L’ampio uso di interferoni e più segnatamente di IFN β-1b non supporta l’associazione tra terapia con IFN β e la depressione. Una revisione sistematica di 10 studi ha rilevato la mancanza di un’associazione tra depressione e terapia con IFN β. Tre studi su 10, invece, hanno mostrato che i pazienti con pregressa diagnosi di depressione potrebbero sviluppare un episodio depressivo maggiore durante i primi 6 mesi di trattamento.21
Il ruolo di IFN β nel panorama terapeutico della SM - Escalation versus terapia ad alta efficacia
Le terapie modificanti il decorso della malattia (DMTs), variano in termini di efficacia, profilo di sicurezza, modalità e facilità di somministrazione.22 Il beneficio del trattamento precoce nella SM evidenzia l’importanza della scelta della terapia sin dalle prime fasi della malattia.23
Sono molti i fattori che incidono sulla scelta del trattamento; tra questi trovano un ruolo non trascurabile, oltre agli aspetti più precipuamente riconducibili allo stato e al decorso della malattia, età, sesso, potenziale fertile, condizioni di comorbidità precedenti l’uso di DMTs, tollerabilità e costi. L’approccio terapeutico più comunemente considerato è quello di utilizzare una prima linea di terapia modificante il decorso, cui si attribuiscono caratteristiche di maggiore sicurezza e profilo di moderata efficacia (rispetto alle DMT ad alta efficacia), seguito da un periodo di monitoraggio della evoluzione clinica e di escalation verso un trattamento più efficace, se e quando l’attività della malattia lo richiede.24
Tuttavia, rovesciando l’ipotetica piramide temporale, I linea seguita da II linea, con un approccio che vede sin dall’inizio la II linea, ovvero trattando precocemente il paziente con terapie ad alta efficacia, si potrebbe prevenire l’accumulo di danni irreversibili del sistema nervoso centrale, persino nel lungo termine.25 Va sottolineato, però, che le terapie ad alta efficacia possono essere associate a maggiore rischio di eventi avversi.25 Pertanto, la decisione se iniziare il trattamento con farmaci ad alta efficacia o passare alla seconda linea in seguito deve essere opportunamente ed accuratamente valutata in termini di rapporto rischio/beneficio.

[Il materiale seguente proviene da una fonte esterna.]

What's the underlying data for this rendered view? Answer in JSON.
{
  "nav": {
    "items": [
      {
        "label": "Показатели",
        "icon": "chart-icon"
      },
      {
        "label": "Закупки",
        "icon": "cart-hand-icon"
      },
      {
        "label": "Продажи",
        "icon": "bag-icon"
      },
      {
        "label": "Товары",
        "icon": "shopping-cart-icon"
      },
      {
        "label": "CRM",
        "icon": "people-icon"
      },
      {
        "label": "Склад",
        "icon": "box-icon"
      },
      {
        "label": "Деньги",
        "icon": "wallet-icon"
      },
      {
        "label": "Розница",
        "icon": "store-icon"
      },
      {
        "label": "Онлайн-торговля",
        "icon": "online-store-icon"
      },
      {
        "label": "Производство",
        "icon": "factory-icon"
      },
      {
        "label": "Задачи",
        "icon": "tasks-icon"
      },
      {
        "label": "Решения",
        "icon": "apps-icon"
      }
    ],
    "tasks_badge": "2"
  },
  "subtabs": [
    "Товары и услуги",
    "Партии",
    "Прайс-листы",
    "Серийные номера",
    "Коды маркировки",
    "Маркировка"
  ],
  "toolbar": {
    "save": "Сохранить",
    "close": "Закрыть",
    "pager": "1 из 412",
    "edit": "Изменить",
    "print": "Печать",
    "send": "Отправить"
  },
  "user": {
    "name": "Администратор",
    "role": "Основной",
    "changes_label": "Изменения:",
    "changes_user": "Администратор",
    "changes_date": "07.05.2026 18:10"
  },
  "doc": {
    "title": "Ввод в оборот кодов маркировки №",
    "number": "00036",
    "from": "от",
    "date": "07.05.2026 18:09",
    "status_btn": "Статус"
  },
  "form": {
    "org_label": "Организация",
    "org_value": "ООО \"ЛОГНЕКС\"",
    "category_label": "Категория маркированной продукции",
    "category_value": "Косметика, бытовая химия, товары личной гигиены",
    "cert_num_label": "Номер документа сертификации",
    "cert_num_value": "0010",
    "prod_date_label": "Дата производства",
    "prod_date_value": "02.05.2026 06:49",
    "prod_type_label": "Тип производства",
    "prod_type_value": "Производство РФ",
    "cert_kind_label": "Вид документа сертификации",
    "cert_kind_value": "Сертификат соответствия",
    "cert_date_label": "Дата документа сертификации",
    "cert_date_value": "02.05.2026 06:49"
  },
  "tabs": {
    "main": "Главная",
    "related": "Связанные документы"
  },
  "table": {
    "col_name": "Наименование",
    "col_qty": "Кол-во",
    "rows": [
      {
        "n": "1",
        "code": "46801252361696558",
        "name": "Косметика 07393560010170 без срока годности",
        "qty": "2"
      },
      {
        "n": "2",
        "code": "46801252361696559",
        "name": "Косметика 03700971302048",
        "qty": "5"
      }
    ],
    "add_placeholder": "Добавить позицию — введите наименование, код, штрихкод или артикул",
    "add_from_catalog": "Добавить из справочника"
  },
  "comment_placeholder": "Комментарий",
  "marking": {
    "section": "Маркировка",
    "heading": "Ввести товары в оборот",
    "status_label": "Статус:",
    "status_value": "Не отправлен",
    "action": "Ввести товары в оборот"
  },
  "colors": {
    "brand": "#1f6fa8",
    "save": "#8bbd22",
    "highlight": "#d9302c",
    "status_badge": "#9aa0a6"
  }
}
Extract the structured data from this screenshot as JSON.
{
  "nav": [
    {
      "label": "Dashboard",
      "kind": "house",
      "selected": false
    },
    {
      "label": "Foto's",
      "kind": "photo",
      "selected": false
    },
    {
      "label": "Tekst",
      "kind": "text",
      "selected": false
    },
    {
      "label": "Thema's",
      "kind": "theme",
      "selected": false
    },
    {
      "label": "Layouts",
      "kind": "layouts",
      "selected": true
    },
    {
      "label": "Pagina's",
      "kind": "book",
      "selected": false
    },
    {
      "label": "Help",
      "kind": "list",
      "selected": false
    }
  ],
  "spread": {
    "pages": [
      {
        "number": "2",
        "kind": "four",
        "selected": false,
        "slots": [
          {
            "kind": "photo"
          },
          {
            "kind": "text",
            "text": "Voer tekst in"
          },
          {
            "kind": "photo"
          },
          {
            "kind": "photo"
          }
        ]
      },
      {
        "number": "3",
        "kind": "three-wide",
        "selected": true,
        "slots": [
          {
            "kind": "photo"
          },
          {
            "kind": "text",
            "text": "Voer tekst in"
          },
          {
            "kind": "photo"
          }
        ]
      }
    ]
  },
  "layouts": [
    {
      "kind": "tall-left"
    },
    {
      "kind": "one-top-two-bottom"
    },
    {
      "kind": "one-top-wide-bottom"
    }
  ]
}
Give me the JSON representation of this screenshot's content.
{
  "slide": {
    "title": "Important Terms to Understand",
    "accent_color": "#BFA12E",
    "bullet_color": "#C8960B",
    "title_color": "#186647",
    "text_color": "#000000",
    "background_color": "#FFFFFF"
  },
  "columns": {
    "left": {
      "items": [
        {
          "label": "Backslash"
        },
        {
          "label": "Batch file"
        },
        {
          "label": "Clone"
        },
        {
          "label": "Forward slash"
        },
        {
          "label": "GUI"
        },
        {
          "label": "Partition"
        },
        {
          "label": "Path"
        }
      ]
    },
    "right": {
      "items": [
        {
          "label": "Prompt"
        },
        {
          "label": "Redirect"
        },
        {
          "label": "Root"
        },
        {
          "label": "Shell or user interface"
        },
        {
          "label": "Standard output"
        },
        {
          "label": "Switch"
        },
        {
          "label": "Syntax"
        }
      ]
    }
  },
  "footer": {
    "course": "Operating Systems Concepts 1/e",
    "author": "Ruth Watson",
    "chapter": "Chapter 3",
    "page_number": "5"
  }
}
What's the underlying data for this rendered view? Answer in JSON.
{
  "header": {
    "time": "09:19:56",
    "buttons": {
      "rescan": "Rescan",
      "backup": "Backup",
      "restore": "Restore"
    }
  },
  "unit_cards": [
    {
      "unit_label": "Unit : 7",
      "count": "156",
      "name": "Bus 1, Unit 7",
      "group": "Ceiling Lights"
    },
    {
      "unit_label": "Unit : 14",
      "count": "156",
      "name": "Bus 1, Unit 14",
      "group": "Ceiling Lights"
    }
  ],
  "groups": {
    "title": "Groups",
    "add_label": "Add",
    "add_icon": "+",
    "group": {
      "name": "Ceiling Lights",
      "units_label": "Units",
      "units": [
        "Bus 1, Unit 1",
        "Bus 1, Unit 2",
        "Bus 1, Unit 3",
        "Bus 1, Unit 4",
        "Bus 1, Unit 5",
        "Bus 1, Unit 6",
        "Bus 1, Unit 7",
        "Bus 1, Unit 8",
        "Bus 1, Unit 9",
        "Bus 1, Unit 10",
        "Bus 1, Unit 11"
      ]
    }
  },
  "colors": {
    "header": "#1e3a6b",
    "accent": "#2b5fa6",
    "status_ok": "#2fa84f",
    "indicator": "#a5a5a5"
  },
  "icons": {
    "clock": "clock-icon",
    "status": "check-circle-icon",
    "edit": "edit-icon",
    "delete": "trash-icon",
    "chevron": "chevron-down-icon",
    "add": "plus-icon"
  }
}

Nel corso degli ultimi 2 anni si è assistito alla pandemia SARS-CoV-2; è noto che l’interferone possiede attività antivirali (come precedentemente riportato) e che non altera affatto la risposta anticorpale ai comuni vaccini, inclusa la risposta anticorpale ai vaccini adottati per contrastare il Covid-19. Di contro, gli anti-CD20, il fingolimod e altri farmaci immunosoppressivi (ozanimod, ponesimod, alemtuzumab) alterano la risposta anticorpale sierologica, non facendola montare quasi del tutto e inducono i clinici a ritardare la somministrazione di DMTs. Anche in quest’ottica l’IFN β-1b potrebbe essere una valida alternativa ponte.26
Setting di pazienti che potrebbero trarre maggiore beneficio dal trattamento con IFN β
Sindrome Clinicamente Isolata di malattia demielinizzante
Si è accennato prima all’impiego precoce dei farmaci modificanti il decorso della malattia, in quei pazienti che non soddisfano ancora i criteri della diagnosi di SM e che sono classificati come affetti da Sindrome Clinicamente Isolata di malattia demielinizzante. Tutti gli studi di settore, incluso il BENEFIT che ha studiato questo effetto in pazienti esposti a placebo o IFN β-1b, hanno dimostrato un netto ritardo nella conversione a sclerosi multipla definita in quei pazienti che erano stati randomizzati sin dall’inizio a trattamento con IFN β-1b (Tabella 1).27,28
Gravidanza
Gli IFN (interferoni) sono ben tollerati in gravidanza e in donne che allattano. Altri DMTs, invece, sono controindicati prima/durante la gravidanza (fingolimod o teriflunomide). Pazienti trattati con questi farmaci, potrebbero fruire di un periodo “ponte” che sfrutti l’utilizzo di IFN β e la sospensione dei farmaci controindicati nel periodo periconcezionale e di gestazione.29,30
L’AIFA ha già revocato da un anno la controindicazione di non uso in gravidanza nel Riassunto delle Caratteristiche di Prodotto degli IFN β.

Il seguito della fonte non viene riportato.